В молодости жизнь это сплошной сумбур, как будто в оркестре перед началом спектакля настраивают инструменты, и много разных звуков, все перемешано и невозможно вычленить какую-то связную мелодию, все путается и мешается, и такой веселый гвалт и шум, и так может быть всю жизнь, а чтобы мелодия стала связной и начала звучать осмысленно, нужно приложить много усилий, гигантские усилия, и нельзя никогда забывать о том, что ты ищешь и стараешься понять. Тебя отвлекают разные ненужные звуки, каждый день как будто начинается снова и ты забываешь, что было вчера и утрачиваешь ту нить, без которой невозможно полное осмысление.
Утром она проснулась и с первой же сознательной мыслью, с первым взглядом вокруг к ней вернулось отвращение, которое стало как бы частью ее самой, которое поселилось в ней и уже не собиралось никуда уходить. Она высунулась в открытое окно и посмотрела на улицу вниз — там на мощеном булыжником дворе стоял дворник и поливал из оранжевого резинового шланга водой этот двор и мыл чей-то гараж, она подняла глаза вверх и посмотрела на небо — оно было нежно-голубое, солнце еще не успело встать, но уже было видно, что день будет жаркий, как обычно в Париже в это время лета, она как автомат осознавала, что нужно радоваться жизни, нужно, как радуются все вокруг, но она не могла и не знала, как это изменить.

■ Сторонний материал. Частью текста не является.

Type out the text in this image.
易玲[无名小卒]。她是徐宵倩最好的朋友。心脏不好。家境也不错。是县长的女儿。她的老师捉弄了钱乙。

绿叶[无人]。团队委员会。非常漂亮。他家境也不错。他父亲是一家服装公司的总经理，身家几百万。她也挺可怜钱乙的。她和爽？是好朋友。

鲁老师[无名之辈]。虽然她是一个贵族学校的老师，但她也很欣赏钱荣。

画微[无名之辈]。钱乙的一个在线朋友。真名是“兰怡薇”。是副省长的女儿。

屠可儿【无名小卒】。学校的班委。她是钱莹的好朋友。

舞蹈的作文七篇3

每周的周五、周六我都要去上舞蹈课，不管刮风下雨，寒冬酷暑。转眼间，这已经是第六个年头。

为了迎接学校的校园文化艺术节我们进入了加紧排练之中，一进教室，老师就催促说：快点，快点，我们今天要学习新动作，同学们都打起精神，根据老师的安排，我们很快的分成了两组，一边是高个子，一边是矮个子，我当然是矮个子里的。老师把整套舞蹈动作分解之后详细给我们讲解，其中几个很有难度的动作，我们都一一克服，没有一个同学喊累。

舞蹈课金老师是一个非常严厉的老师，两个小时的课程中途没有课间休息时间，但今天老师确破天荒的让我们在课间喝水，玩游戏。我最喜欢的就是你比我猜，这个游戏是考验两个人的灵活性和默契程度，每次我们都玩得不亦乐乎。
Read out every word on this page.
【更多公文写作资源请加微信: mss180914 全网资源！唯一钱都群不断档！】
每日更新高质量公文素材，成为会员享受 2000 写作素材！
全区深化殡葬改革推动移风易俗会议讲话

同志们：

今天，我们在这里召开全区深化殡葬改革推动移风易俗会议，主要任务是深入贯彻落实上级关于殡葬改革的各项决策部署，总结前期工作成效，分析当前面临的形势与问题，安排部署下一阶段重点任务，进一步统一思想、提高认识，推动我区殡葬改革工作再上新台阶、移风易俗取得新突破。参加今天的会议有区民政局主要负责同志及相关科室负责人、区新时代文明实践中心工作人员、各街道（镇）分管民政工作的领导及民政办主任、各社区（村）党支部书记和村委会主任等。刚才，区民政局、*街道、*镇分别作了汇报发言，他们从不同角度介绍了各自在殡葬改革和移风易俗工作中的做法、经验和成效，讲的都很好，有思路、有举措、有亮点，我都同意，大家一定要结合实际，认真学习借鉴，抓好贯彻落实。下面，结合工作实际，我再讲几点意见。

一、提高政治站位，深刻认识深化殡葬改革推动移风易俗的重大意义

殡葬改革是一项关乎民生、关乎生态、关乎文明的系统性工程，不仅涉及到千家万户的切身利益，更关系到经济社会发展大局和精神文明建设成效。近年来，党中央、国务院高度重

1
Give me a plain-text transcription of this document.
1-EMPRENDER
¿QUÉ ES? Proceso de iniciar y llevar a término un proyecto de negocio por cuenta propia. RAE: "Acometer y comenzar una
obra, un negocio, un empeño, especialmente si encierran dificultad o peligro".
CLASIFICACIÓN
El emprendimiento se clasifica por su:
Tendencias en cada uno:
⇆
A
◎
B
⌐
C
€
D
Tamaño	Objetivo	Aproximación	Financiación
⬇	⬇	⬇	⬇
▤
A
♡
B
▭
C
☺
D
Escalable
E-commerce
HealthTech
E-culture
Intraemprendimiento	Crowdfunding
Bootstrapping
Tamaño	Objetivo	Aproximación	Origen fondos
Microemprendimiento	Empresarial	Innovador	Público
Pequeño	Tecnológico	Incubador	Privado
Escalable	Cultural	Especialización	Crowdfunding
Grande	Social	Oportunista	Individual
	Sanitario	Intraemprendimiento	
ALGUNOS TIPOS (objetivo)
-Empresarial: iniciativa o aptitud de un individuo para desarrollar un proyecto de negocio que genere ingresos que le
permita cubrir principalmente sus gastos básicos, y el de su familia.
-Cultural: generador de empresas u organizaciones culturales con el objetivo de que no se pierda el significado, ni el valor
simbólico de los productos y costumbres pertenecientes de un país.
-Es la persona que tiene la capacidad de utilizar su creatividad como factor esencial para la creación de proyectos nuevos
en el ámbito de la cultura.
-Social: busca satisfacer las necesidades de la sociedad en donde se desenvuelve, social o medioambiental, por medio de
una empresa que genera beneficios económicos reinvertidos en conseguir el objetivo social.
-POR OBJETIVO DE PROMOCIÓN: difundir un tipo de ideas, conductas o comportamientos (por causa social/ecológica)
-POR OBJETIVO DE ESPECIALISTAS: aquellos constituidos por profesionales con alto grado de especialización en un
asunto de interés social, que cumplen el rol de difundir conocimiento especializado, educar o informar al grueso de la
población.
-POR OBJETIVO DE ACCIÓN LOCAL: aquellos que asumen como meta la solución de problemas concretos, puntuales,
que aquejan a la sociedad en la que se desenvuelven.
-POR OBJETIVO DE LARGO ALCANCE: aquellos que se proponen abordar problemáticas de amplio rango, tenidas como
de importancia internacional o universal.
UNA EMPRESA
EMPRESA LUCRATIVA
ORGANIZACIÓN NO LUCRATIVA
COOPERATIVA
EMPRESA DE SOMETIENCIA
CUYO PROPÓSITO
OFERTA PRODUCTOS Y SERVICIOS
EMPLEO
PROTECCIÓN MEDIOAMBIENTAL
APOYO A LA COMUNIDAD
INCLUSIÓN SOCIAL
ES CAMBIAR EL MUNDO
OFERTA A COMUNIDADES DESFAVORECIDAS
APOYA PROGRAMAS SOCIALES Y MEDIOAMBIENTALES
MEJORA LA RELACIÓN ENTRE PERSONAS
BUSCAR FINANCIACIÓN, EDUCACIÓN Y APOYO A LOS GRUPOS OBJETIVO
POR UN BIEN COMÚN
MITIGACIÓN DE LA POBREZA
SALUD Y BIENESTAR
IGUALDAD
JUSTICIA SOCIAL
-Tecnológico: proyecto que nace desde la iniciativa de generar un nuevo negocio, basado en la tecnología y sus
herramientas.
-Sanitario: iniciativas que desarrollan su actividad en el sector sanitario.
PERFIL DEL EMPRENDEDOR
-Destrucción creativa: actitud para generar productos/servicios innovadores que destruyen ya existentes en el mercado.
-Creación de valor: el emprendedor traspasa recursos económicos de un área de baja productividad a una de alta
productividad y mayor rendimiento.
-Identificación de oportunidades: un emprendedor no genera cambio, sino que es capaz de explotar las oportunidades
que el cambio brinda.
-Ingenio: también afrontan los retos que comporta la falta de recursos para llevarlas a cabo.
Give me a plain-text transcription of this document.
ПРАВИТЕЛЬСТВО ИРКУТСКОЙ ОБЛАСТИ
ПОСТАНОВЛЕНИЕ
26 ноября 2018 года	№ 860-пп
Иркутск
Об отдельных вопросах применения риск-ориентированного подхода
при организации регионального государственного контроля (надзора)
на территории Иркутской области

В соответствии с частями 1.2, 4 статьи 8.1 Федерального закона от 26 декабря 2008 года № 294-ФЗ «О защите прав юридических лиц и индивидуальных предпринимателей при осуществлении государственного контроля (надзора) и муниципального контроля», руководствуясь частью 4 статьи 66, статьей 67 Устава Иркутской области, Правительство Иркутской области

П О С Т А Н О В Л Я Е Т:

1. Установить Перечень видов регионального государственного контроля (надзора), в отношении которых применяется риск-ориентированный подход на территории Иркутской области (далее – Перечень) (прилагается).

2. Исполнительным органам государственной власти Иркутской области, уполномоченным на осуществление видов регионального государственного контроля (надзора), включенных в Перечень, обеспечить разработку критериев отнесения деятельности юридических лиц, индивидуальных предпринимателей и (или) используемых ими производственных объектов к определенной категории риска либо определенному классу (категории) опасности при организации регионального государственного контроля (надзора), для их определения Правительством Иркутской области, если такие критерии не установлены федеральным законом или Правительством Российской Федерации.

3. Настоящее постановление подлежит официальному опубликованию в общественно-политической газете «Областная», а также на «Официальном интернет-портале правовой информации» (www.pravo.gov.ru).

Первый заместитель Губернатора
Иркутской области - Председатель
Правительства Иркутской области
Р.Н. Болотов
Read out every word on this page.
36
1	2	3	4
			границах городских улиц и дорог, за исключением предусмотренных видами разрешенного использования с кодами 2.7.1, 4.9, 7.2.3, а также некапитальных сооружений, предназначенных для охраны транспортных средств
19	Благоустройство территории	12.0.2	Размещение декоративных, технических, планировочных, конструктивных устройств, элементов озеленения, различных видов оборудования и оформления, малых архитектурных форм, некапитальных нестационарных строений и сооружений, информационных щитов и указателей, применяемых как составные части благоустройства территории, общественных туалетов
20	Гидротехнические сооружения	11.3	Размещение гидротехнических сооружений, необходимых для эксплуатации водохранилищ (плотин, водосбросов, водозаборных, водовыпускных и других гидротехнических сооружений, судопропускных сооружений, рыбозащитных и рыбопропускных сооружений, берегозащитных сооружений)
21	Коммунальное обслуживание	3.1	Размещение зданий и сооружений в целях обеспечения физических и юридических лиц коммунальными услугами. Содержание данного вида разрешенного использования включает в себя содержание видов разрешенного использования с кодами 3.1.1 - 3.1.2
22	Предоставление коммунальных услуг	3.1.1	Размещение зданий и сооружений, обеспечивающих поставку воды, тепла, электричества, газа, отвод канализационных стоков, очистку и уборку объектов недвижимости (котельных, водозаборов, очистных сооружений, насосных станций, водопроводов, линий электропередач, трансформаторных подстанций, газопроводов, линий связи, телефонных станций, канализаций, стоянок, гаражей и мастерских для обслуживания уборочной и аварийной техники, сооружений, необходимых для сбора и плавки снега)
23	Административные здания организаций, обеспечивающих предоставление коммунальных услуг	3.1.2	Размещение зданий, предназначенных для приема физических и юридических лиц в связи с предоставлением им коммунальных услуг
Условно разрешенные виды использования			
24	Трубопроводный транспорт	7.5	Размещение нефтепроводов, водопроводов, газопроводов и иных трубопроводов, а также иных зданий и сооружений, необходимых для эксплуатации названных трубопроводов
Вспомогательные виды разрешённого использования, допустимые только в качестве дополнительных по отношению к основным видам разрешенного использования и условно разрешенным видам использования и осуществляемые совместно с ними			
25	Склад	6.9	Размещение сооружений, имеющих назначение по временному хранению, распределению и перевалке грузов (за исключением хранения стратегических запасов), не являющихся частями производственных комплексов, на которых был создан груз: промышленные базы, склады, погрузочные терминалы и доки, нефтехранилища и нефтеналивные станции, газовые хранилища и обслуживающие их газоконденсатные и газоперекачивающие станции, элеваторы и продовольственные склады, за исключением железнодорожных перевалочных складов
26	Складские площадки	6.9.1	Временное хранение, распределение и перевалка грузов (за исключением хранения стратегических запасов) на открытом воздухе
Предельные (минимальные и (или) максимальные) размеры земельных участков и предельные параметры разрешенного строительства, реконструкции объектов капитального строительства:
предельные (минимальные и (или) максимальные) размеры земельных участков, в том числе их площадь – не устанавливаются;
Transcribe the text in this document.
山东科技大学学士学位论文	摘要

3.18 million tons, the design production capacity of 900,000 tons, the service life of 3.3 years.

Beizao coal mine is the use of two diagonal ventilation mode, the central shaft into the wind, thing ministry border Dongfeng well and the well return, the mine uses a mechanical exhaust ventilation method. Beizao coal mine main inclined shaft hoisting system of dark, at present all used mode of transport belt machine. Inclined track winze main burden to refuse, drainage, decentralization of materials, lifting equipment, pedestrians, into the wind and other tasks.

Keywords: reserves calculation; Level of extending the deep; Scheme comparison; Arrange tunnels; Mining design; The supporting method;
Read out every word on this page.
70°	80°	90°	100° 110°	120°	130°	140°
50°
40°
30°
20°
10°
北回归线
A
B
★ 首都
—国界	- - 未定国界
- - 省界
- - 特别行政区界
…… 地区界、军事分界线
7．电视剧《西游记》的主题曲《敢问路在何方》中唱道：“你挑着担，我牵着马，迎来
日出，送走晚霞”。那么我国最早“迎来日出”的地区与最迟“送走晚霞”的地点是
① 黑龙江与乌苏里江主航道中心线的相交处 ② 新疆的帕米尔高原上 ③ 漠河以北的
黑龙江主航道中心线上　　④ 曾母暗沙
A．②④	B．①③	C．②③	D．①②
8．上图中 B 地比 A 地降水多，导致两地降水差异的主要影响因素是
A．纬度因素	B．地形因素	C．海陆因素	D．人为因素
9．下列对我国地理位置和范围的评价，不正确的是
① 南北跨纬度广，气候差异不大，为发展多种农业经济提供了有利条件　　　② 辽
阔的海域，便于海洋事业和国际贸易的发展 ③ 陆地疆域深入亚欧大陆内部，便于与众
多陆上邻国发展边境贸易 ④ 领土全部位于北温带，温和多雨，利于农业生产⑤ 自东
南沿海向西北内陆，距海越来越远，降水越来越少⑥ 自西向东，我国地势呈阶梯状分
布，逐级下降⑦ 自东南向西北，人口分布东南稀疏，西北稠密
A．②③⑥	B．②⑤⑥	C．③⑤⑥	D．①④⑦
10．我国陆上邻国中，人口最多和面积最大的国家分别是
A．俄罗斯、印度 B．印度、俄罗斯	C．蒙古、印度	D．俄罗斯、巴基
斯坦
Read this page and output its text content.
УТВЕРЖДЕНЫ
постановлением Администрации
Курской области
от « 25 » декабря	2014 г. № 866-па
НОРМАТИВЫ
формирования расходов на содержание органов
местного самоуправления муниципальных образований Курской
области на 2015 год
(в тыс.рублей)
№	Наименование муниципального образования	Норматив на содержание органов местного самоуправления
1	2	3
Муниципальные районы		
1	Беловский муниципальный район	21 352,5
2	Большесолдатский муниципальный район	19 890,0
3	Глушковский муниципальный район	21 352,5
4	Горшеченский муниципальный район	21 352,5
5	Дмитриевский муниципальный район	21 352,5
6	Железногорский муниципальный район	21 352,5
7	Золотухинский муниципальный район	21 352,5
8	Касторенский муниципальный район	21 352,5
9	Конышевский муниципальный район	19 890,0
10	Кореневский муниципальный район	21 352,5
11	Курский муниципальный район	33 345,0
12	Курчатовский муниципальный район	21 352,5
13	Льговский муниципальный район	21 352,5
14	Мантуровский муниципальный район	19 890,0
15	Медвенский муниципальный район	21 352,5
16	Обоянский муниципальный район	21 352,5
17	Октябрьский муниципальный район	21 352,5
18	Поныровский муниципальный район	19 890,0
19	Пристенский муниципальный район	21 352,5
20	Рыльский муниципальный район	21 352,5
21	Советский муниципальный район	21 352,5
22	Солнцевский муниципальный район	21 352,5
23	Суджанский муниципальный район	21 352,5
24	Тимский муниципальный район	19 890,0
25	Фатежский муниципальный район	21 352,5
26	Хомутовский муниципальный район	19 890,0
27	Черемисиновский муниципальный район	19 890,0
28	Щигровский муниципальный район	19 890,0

Почему-то у нее из головы не выходила строчка, вычитанная у какого-то писателя про одну проститутку, которой платили хлебом и она сжирала этот хлеб прямо «под клиентом», потому что была очень голодна. Она вовсе не была голодна, она чувствовала отвращение к еде и ела через силу, тоже как будто желая досадить самой себе. Она уже совсем потеряла способность вдыхать воздух полной грудью, она могла только коротенькими вздохами пытаться набрать его в легкие, но это даже не всегда получалось, и она с ужасом поняла, что скоро будет не в состоянии вообще дышать, тогда для жизни места не останется, и будет лишь одно огромное отвращение. Этот переход шел незаметно, и она внутри это знала, но все равно покорно ждала, потому что она ничего не могла сделать, или не хотела.
Иногда в ней просыпался панический страх, она начинала метаться, могла выскочить из вагона метро или автобуса, но из этой жизни выскочить было невозможно, а ей хотелось, но она подавляла в себе страх и старалась снова погрузиться в спячку и не замечать того, что происходит вокруг. Если же страх брал верх, то она чувствовала, как подступает безумие, черная бездна, страшное пространство без дна, куда можно падать и падать, безо всякой надежды вернуться назад, открывая по пути для себя все новые и новые извращения и получая от этого удовольствие, ибо — она теперь знала это — все сумасшедшие получают удовольствие от своего состояния, иначе они бы не оставались в нем, и поэтому их мучают лекарствами и электрошоками, чтобы выработать в них условный рефлекс отталкивания от безумия.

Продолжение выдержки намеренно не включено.